We were spoilt in the mid 1990s, with new bands and new musical movements being touted every week by a music press drunk on their own powers. But this meant it was a very good time to be a music-obsessed teenager. Britpop’s last rites were beginning to be read by journalists around the time of Further’s release in 1997. But in my bedroom in North Yorkshire, I was still gulping in the latest “next big things” with hunger. I loved pop too – The Spice Girls and Let Loose rubbed shoulders with the Cocteau Twins and Underworld – but it was guitar indie that gripped my eager heart by ’97.
The problem for bands like Geneva is that they arrived at a time of incredible over-supply in the indie arena. Pulp, Blur and Oasis were ridiculously huge and beginning to lose the plot. Radiohead avoided the Britpop tag. The also-rans were hardly lost minnows (Supergrass, The Verve, The Bluetones) either, with regular trips to the top 20. Geneva were more mysterious and important-sounding, at least to me. They were Suede-ish without the litter on the breeze.

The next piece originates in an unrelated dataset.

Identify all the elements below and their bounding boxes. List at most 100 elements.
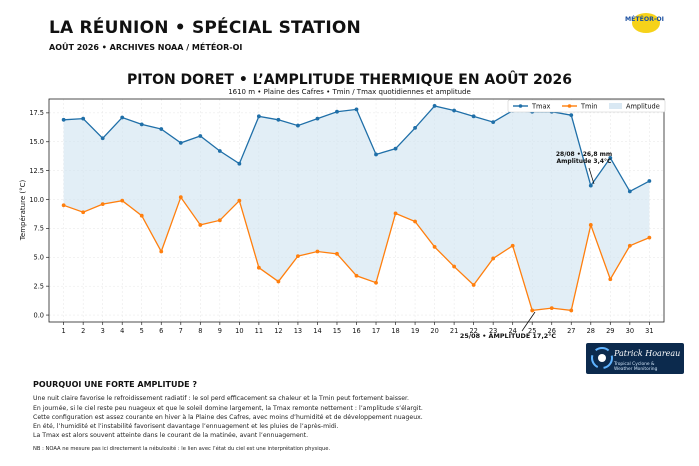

In my book, Connection is a Song: Coming Up and Coming Out Through the Music of the ’90s, I describe “a tangle of urgent guitars and a voice that could orbit the moon” on first listening to Further. I’m describing Andrew Montgomery’s falsetto notes on the album’s best song, ‘Into the Blue’and other key tracks, ‘No-One Speaks’ and ‘Best Regrets’.
“It makes my skin feels tender, shoots shivers down my arms; its driving upward urgency is like the feeling of falling in love, or how I imagine that to be. The tree in the pale blue at the edge of the world [on the album cover] belongs to them but its moonbeam casts a pathway to me.”
The problem was that nobody else seemed to notice Geneva and without the internet to help join the dots of indie fandom back then, I thought I was their only fan. And yet they were, for a few days, the best new band in the world. They had helped me start my journey to the verges of the indie music scene “with its jewels of rain, its beetle pathways and its muddy fingernails”. I loved this album because it felt like mine. Which album feels like yours?
More reading: The Everlasting Tale of the Teenage Outsider
A version of this article first featured in The New Cue.
Anna Doble
June 2024
The album that feels like mine is A Walk Across the Rooftops by The Blue Nile. I’ve never heard anything like it before or since. Having said that, I played Bernard Butler’s new album (‘Good Grief’) the other day and it felt like he was in the room, speaking to me.
My album is an oxymoron. I’ve got many, so it depends when you ask. A Walk Across the Rooftops by the Blue Nile is up there. Never heard anything like it before or since. I have a real fondness for Mainstream by Lloyd Cole and the Commotions. It passed a lot of people by but it’s really good. I’ll have a different selection tomorrow, but there’s today’s.